我已经能够使用curl将JSON格式的查询发布到druid数据库中来计算聚合后的结果。
使用pydruid,我已经能够计算初始聚集和两个聚集组的相交的后聚集。我试图找到一种使用ThetaSketchOp类的方法,但到目前为止没有成功。
到目前为止,这是我在pydruid中使用ThetaSketchOp类的尝试:
result = query.groupby(
datasource='datasource',
granularity='all',
intervals='2018-06-30/2018-08-30',
filter=(
(filters.Dimension('fruit') == 'apple') |
(filters.Dimension('fruit') == 'orange')
),
aggregations={
'apple': aggregators.filtered(
filters.Dimension('fruit') == 'apple',
aggregators.thetasketch('person')),
'orange': aggregators.filtered(
(filters.Dimension('fruit') == 'orange'),
aggregators.thetasketch('person')),
},
post_aggregations={
'apple_&_orange': postaggregator.ThetaSketchEstimate(
postaggregator.ThetaSketch('apple') &
postaggregator.ThetaSketch('orange')
),
'apple_&_not_orange': postaggregator.ThetaSketchEstimate(
postaggregator.ThetaSketchOp(
fn='not',
fields=[
postaggregator.ThetaSketch('apple'),
postaggregator.ThetaSketch('orange')
],
name='testing'
)
)
}
)
这是json格式的查询,当用于查询druid数据库时会产生所需的结果:
{
"queryType": "groupBy",
"dataSource": "datasource",
"granularity": "ALL",
"dimensions": [],
"aggregations": [
{
"type" : "filtered",
"filter" : {
"type" : "selector",
"dimension" : "fruit",
"value" : "apple"
},
"aggregator" : {
"type": "thetaSketch", "name": "apple", "fieldName": "person"
}
},
{
"type" : "filtered",
"filter" : {
"type" : "selector",
"dimension" : "fruit",
"value" : "orange"
},
"aggregator" : {
"type": "thetaSketch", "name": "orange", "fieldName": "person"
}
}
],
"postAggregations": [
{
"type": "thetaSketchEstimate",
"name": "apple_&_orange",
"field":
{
"type": "thetaSketchSetOp",
"name": "final_unique_users_sketch",
"func": "INTERSECT",
"fields": [
{
"type": "fieldAccess",
"fieldName": "apple"
},
{
"type": "fieldAccess",
"fieldName": "orange"
}
]
}
},
{
"type": "thetaSketchEstimate",
"name": "apple_&_not_orange",
"field":
{
"type": "thetaSketchSetOp",
"name": "final_unique_users_sketch",
"func": "NOT",
"fields": [
{
"type": "fieldAccess",
"fieldName": "apple"
},
{
"type": "fieldAccess",
"fieldName": "orange"
}
]
}
}
],
"intervals": [ "2018-06-30T23:00:05.000Z/2019-07-01T17:00:05.000Z" ]
}
感谢您的阅读。

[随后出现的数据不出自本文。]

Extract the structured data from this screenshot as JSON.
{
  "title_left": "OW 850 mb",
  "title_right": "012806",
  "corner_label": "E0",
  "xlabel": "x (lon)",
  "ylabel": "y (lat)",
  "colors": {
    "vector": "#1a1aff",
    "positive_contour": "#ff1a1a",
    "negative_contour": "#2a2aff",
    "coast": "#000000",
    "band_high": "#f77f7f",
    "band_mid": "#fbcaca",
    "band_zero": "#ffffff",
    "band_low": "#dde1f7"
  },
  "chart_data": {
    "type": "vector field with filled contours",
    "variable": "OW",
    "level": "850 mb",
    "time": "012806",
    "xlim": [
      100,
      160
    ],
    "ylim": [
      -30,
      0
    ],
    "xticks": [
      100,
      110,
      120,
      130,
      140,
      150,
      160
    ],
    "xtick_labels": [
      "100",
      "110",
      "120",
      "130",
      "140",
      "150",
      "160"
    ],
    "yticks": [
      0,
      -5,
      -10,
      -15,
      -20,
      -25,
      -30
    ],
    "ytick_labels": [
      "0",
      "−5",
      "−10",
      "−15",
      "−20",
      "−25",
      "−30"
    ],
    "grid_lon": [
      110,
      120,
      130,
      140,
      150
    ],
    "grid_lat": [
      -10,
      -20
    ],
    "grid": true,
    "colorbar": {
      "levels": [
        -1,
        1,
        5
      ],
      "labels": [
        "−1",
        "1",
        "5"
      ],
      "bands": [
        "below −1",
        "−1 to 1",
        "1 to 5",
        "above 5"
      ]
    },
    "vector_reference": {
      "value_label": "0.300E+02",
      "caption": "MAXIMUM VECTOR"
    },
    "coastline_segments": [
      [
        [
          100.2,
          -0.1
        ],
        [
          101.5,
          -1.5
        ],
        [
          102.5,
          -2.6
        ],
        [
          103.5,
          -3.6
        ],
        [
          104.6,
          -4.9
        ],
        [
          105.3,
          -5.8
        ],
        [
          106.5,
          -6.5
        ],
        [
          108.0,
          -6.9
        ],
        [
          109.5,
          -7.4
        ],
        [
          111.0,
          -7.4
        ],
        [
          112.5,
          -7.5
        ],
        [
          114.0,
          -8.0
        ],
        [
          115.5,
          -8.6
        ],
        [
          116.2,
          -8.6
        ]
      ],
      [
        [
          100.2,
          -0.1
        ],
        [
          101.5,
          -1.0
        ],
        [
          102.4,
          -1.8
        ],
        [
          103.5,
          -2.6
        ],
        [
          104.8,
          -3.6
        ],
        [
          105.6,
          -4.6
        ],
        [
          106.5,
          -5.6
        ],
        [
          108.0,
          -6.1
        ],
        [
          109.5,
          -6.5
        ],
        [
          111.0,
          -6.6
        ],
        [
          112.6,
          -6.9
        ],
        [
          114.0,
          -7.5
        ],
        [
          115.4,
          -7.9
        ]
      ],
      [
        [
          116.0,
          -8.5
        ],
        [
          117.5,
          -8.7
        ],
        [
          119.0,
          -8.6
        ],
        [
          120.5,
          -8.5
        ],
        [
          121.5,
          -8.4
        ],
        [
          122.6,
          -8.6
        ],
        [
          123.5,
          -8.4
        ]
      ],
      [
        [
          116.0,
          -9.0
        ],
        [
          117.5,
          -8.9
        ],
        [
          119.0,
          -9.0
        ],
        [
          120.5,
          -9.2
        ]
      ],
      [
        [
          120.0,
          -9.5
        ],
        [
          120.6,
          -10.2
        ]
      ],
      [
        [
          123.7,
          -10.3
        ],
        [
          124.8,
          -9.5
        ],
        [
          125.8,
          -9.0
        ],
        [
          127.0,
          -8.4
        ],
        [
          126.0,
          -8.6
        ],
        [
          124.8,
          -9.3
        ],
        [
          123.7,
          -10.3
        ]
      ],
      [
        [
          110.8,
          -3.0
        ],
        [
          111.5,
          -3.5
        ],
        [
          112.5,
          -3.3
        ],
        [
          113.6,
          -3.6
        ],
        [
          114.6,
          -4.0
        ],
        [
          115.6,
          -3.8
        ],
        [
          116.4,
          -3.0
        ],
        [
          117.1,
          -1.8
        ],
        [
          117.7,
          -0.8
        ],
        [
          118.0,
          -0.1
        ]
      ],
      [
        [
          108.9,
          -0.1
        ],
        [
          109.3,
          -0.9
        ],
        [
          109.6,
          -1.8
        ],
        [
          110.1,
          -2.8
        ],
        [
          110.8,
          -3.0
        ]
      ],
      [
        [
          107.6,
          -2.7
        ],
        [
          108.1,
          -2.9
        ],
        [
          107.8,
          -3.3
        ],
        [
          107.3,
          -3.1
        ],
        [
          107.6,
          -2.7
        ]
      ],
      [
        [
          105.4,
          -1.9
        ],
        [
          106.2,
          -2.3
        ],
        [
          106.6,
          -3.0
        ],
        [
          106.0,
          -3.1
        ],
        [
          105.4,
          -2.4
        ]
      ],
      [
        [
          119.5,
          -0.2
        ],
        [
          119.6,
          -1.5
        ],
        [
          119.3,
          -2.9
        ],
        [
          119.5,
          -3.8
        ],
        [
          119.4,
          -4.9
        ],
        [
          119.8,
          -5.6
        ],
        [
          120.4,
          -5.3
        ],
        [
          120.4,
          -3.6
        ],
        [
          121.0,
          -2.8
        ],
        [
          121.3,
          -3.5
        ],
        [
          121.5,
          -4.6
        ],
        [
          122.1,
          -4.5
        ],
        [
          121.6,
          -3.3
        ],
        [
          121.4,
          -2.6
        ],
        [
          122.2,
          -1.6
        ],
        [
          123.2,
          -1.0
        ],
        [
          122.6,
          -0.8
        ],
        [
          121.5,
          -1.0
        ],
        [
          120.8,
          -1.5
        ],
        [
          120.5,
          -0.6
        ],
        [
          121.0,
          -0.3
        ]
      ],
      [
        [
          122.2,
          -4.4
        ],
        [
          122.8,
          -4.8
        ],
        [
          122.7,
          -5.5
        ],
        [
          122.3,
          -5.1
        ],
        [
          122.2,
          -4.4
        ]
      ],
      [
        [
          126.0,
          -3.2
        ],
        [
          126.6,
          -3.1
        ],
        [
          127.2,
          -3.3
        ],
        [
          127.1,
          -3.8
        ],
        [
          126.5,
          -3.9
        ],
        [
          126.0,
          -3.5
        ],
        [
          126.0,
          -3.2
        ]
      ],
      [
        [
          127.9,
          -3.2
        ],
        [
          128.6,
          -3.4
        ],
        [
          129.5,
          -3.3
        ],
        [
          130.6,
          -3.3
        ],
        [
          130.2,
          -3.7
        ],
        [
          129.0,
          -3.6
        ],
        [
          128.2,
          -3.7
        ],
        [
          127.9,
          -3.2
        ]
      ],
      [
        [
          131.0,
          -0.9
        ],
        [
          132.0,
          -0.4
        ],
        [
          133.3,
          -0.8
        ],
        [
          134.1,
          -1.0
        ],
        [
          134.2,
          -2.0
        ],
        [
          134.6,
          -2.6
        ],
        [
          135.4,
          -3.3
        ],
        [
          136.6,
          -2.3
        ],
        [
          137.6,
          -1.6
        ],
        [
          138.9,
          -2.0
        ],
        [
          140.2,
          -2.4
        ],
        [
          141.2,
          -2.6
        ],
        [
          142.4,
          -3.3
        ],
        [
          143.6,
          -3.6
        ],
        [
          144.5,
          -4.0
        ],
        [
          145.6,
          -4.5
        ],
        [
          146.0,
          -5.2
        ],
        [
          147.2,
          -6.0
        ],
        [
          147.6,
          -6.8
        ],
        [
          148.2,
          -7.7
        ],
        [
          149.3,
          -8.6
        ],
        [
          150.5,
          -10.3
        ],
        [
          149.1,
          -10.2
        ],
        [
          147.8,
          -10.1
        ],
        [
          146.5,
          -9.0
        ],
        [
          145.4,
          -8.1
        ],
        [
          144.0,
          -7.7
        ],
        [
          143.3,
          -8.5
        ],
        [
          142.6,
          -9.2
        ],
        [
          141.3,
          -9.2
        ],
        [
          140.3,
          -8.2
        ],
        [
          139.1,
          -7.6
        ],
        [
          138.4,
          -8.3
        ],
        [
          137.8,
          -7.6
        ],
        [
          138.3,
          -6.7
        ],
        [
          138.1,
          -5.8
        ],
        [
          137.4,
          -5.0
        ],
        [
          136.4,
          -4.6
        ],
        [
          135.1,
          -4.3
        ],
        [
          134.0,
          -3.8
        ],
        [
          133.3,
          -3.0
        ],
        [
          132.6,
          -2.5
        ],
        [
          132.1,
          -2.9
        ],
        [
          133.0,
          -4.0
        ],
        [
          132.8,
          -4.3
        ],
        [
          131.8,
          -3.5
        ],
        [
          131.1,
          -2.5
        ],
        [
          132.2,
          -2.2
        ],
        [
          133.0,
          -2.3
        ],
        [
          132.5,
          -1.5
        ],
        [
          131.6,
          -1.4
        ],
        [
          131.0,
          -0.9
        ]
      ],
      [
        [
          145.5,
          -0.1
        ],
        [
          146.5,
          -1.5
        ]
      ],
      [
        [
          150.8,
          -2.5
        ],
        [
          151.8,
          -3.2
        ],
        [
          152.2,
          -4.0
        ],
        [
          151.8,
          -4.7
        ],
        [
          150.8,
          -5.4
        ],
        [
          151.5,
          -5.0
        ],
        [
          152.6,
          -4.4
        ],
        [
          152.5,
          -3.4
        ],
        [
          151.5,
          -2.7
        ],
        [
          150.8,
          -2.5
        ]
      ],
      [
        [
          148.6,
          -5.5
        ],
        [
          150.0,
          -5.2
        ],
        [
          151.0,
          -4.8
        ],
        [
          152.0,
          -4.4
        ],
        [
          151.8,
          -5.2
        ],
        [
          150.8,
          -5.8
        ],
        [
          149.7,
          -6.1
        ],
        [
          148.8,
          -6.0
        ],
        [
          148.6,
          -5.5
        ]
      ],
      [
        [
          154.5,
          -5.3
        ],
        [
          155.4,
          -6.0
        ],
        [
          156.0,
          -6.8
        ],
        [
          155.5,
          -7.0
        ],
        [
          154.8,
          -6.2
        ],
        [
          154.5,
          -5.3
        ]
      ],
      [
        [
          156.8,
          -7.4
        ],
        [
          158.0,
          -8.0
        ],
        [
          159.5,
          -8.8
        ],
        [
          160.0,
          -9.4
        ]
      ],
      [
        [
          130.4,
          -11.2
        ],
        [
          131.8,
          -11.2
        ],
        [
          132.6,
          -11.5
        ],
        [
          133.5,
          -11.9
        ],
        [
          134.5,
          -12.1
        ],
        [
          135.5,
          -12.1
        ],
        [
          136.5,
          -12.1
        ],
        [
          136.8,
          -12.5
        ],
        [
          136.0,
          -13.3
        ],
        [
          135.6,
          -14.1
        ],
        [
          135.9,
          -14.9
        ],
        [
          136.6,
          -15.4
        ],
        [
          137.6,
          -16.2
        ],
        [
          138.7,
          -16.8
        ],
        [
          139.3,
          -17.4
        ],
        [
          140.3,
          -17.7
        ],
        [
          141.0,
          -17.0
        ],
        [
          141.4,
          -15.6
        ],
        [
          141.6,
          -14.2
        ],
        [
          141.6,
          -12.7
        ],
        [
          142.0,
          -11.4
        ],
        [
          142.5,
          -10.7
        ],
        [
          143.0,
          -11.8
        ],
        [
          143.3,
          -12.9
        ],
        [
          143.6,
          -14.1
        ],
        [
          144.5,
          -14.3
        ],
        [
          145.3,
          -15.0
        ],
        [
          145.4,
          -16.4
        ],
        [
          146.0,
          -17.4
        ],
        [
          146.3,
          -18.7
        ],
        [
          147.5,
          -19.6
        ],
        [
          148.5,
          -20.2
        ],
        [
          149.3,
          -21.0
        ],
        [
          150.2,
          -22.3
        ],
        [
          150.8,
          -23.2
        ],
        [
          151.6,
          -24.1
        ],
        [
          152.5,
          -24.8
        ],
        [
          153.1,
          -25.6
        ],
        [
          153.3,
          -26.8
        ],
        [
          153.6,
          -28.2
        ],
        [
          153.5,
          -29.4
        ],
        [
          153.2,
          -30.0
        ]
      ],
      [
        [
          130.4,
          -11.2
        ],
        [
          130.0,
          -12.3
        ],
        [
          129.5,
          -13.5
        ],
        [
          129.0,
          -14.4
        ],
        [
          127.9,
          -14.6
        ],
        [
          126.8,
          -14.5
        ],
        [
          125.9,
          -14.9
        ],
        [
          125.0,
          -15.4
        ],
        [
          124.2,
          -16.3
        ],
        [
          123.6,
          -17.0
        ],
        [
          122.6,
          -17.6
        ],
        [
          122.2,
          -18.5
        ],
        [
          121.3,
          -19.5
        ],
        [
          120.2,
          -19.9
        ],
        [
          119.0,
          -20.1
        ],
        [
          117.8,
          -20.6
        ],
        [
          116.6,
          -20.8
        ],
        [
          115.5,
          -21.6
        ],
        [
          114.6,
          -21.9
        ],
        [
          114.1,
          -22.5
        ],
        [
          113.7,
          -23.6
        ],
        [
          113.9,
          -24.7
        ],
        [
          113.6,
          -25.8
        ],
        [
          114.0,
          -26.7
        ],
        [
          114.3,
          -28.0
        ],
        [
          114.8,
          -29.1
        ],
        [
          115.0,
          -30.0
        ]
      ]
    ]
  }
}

如果还有其他信息,请告诉我。
答案 0 :(得分:0)
如果您使用!=
运算符创建NOT
theta草图op,似乎可以正常工作:
result = query.groupby(
datasource='datasource',
granularity='all',
intervals='2018-06-30/2018-08-30',
filter=(
(filters.Dimension('fruit') == 'apple') |
(filters.Dimension('fruit') == 'orange')
),
aggregations={
'apple': aggregators.filtered(
filters.Dimension('fruit') == 'apple',
aggregators.thetasketch('person')),
'orange': aggregators.filtered(
(filters.Dimension('fruit') == 'orange'),
aggregators.thetasketch('person')),
},
post_aggregations={
'apple_&_orange': postaggregator.ThetaSketchEstimate(
postaggregator.ThetaSketch('apple') &
postaggregator.ThetaSketch('orange')
),
'apple_&_not_orange': postaggregator.ThetaSketchEstimate(
postaggregator.ThetaSketch('apple') !=
postaggregator.ThetaSketch('orange')
)
}
)
(我是通过研究pydruid源代码发现的。)